Fri Jan 13, 2023 12:20 am
I get tired thinking about fatigue.
Actually what you mentioned is the prevailing strategy because of what Matt said.
For SPs, if you look at the gradual degradation down to F0, it makes sense to set better pitchers down pretty low for a do not remove before...and what that value is is best determined by tracking the outcomes and how it meets your expectations. Some do F5, some will go down F3....all to taste.
It is a black box, but at mid to lower caps many will get everything they can out of starters and go with cheap BP. Gradually as fatigue builds, results will get flipped from the pitcher card to the hitter card more frequently.

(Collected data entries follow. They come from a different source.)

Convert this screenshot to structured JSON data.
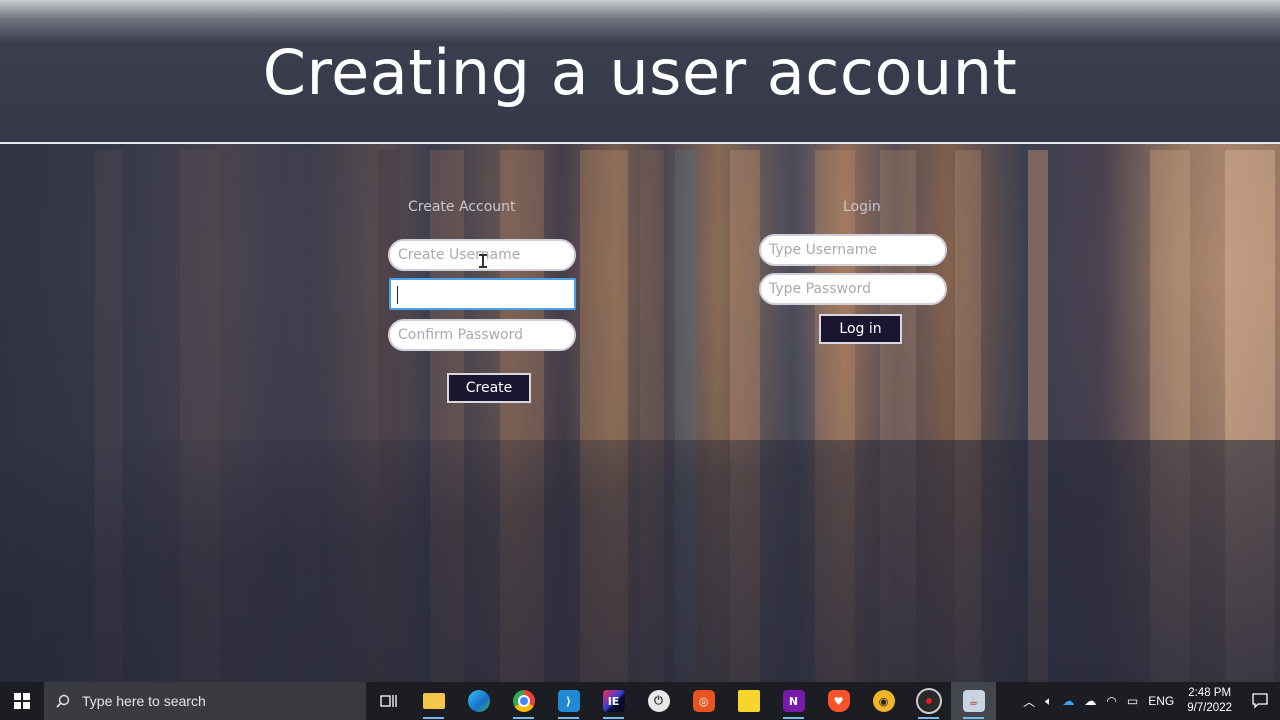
{
  "title": "Creating a user account",
  "create_account": {
    "heading": "Create Account",
    "username_placeholder": "Create Username",
    "password_value": "",
    "confirm_placeholder": "Confirm Password",
    "create_button": "Create"
  },
  "login": {
    "heading": "Login",
    "username_placeholder": "Type Username",
    "password_placeholder": "Type Password",
    "login_button": "Log in"
  },
  "taskbar": {
    "search_placeholder": "Type here to search",
    "pinned_icons": [
      "task-view-icon",
      "file-explorer-icon",
      "edge-icon",
      "chrome-icon",
      "vscode-icon",
      "intellij-icon",
      "power-icon",
      "ubuntu-icon",
      "sticky-notes-icon",
      "onenote-icon",
      "brave-icon",
      "gold-browser-icon",
      "screen-recorder-icon",
      "java-app-icon"
    ],
    "language": "ENG",
    "time": "2:48 PM",
    "date": "9/7/2022"
  },
  "colors": {
    "button_bg": "#1c1530",
    "focus_border": "#4aa3e8",
    "taskbar_bg": "#1c1d22"
  }
}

For this reason, the fatigue issue on relievers can be a little more tricky, especially with a cheaper BP. It could leave you with R1s who end up having splits with 2x as many hitter card lookups. So most limit RP exposure.

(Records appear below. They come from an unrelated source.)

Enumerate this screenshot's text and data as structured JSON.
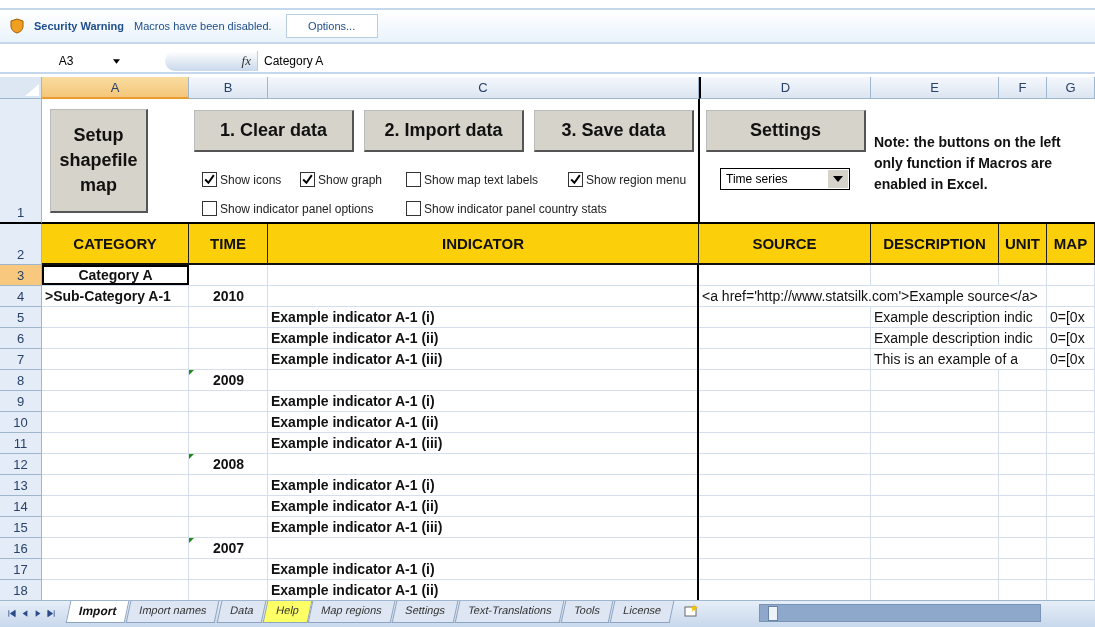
{
  "security_bar": {
    "title": "Security Warning",
    "message": "Macros have been disabled.",
    "button": "Options..."
  },
  "formula_bar": {
    "name_box": "A3",
    "function_button": "fx",
    "value": "Category A"
  },
  "columns": [
    {
      "label": "A",
      "selected": true
    },
    {
      "label": "B",
      "selected": false
    },
    {
      "label": "C",
      "selected": false
    },
    {
      "label": "D",
      "selected": false
    },
    {
      "label": "E",
      "selected": false
    },
    {
      "label": "F",
      "selected": false
    },
    {
      "label": "G",
      "selected": false
    }
  ],
  "controls": {
    "row_number": "1",
    "setup_button": "Setup shapefile map",
    "buttons": [
      "1. Clear data",
      "2. Import data",
      "3. Save data"
    ],
    "settings_button": "Settings",
    "checkboxes": [
      {
        "label": "Show icons",
        "checked": true
      },
      {
        "label": "Show graph",
        "checked": true
      },
      {
        "label": "Show map text labels",
        "checked": false
      },
      {
        "label": "Show region menu",
        "checked": true
      },
      {
        "label": "Show indicator panel options",
        "checked": false
      },
      {
        "label": "Show indicator panel country stats",
        "checked": false
      }
    ],
    "dropdown": {
      "value": "Time series"
    },
    "note": "Note: the buttons on the left only function if Macros are enabled in Excel."
  },
  "header_row": {
    "number": "2",
    "cells": [
      "CATEGORY",
      "TIME",
      "INDICATOR",
      "SOURCE",
      "DESCRIPTION",
      "UNIT",
      "MAP"
    ]
  },
  "rows": [
    {
      "number": "3",
      "kind": "category",
      "selected": true,
      "category": "Category A"
    },
    {
      "number": "4",
      "kind": "subcategory",
      "selected": false,
      "category": ">Sub-Category A-1",
      "time": "2010",
      "source": "<a href='http://www.statsilk.com'>Example source</a>"
    },
    {
      "number": "5",
      "kind": "indicator",
      "selected": false,
      "indicator": "Example indicator A-1 (i)",
      "description": "Example description indic",
      "map": "0=[0x"
    },
    {
      "number": "6",
      "kind": "indicator",
      "selected": false,
      "indicator": "Example indicator A-1 (ii)",
      "description": "Example description indic",
      "map": "0=[0x"
    },
    {
      "number": "7",
      "kind": "indicator",
      "selected": false,
      "indicator": "Example indicator A-1 (iii)",
      "description": "This is an example of a",
      "map": "0=[0x"
    },
    {
      "number": "8",
      "kind": "year",
      "selected": false,
      "time": "2009",
      "marker": true
    },
    {
      "number": "9",
      "kind": "indicator",
      "selected": false,
      "indicator": "Example indicator A-1 (i)"
    },
    {
      "number": "10",
      "kind": "indicator",
      "selected": false,
      "indicator": "Example indicator A-1 (ii)"
    },
    {
      "number": "11",
      "kind": "indicator",
      "selected": false,
      "indicator": "Example indicator A-1 (iii)"
    },
    {
      "number": "12",
      "kind": "year",
      "selected": false,
      "time": "2008",
      "marker": true
    },
    {
      "number": "13",
      "kind": "indicator",
      "selected": false,
      "indicator": "Example indicator A-1 (i)"
    },
    {
      "number": "14",
      "kind": "indicator",
      "selected": false,
      "indicator": "Example indicator A-1 (ii)"
    },
    {
      "number": "15",
      "kind": "indicator",
      "selected": false,
      "indicator": "Example indicator A-1 (iii)"
    },
    {
      "number": "16",
      "kind": "year",
      "selected": false,
      "time": "2007",
      "marker": true
    },
    {
      "number": "17",
      "kind": "indicator",
      "selected": false,
      "indicator": "Example indicator A-1 (i)"
    },
    {
      "number": "18",
      "kind": "indicator",
      "selected": false,
      "indicator": "Example indicator A-1 (ii)"
    }
  ],
  "sheet_tabs": [
    {
      "label": "Import",
      "selected": true
    },
    {
      "label": "Import names",
      "selected": false
    },
    {
      "label": "Data",
      "selected": false
    },
    {
      "label": "Help",
      "selected": false,
      "color": "#ffff66"
    },
    {
      "label": "Map regions",
      "selected": false
    },
    {
      "label": "Settings",
      "selected": false
    },
    {
      "label": "Text-Translations",
      "selected": false
    },
    {
      "label": "Tools",
      "selected": false
    },
    {
      "label": "License",
      "selected": false
    }
  ]
}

Of course, on the flip side, if you have a decent bullpen then you have paid ahead for those reliever innings. So it would be counter-productive to your investment to limit relief usage if you have a decent bullpen.
This is why at mid to low caps you typically either see people go with solid, high endurance starters and a weak bullpen...or mid-endurance starters of varying quality and a decent bullpen. No matter what you pitch the same total innings--it is just about how you split who throws most of them--ideally it is where you have your $ invested.
As always, it depends. So a guy like IDK...Johan Santana...only an S7 but in an 80M league he can be set to very low fatigue until his arm falls off because (1) his card is solid at 80M and a big investment, and (2) the hitter card flips are not likely to be as devastating as it would be at higher caps.